On the other hand, I have fallen out with the term 'popular' for many years now, because it is a term that can be easily captured by populism. I prefer to speak of lower and upper because this classification can be understood by anyone. Because I am not talking to the academia but to those on the outside, those from below, those from the inside. There is a spatial contradiction in this that interests me.
In the process of decolonizing structures, how do you think institutions should function today?
I believe institutions make the world impossible; they do not make it possible. And I am talking about an issue I am currently working on, which is producing justice: State institutions are not capable of administering justice for any woman that is raped or murdered. The State is but an empty box full of institutional rhetoric. It sacralizes the educational institution and the family as an institution. It is not a building that you can go and burn down, it is an invisible, immaterial, and complex construct that takes on physical forms.
Such forms are currently being questioned by iconoclastic movements.
Exactly. In an act as interesting and continental as tearing down a statue, you see a symbolic action. But what has really happened? You have actually affected the social imaginary. Amidst this discourse, it is important to clarify that anti-institutionalism is the possibility of breaking everything, while discourses that aspire to take over the institutions from within in order to modify them are institutional hypnosis.
Valcárcel cleverly stayed between both discourses: the institution and the outside.
In no way do I ascribe to that. Roberto had to accept them because they were a means of subsistence. But in no case did he manage to modify any of the institutions where he worked. Furthermore, what happened to Roberto is very serious: he was a victim of some junk contract and ended up being subjected to a situation of institutional exploitation. Within the institutions, his discourse had an impact on the eyes, the skins, and the lives of his students, but not on the institutional structures. Today, there is social pain in Bolivia and that makes me angry. I believe anger is necessary. Roberto died because there is no social security in our country.

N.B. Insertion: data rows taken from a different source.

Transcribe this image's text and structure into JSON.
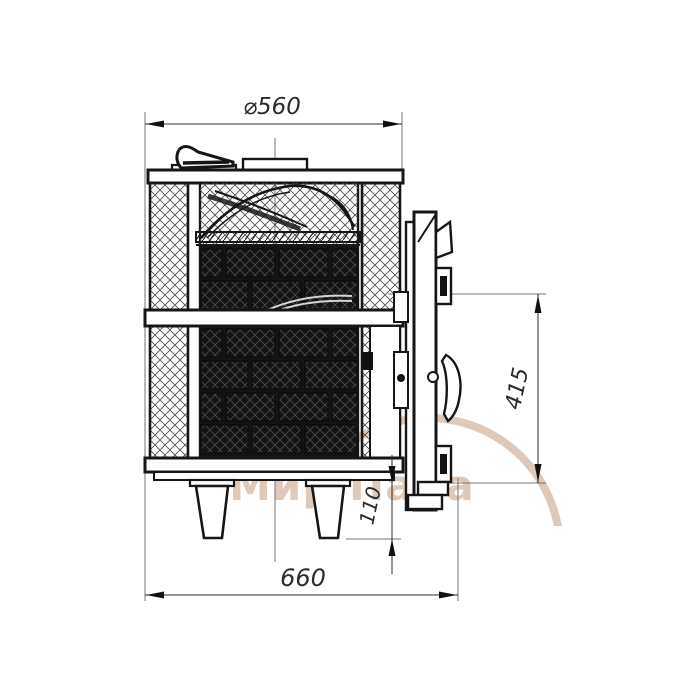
{
  "drawing": {
    "type": "technical-drawing-front-view-stove",
    "watermark": {
      "text": "Мир Пара",
      "color": "#c59d7f"
    },
    "dimensions": {
      "top_diameter": "⌀560",
      "overall_width": "660",
      "door_height": "415",
      "leg_height": "110"
    },
    "colors": {
      "background": "#ffffff",
      "main_line": "#161616",
      "thin_line": "#757575",
      "hatch": "#4a4a4a"
    }
  }
}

Finally, María, how did Roberto Valcárcel's presence influence your life?
Beyond an anecdote, I can tell you that I arrived at Roberto’s workshops feeling insignificant, like I was nothing and nobody. I felt very invisible, very anonymous, but I was full of life, dreams, and curiosity. Roberto perceived everything I had inside; he helped me to work on it. He is an indelible mark on me. I miss him, I love him, and it hurts me that he died. And I believe we can end this meeting with that.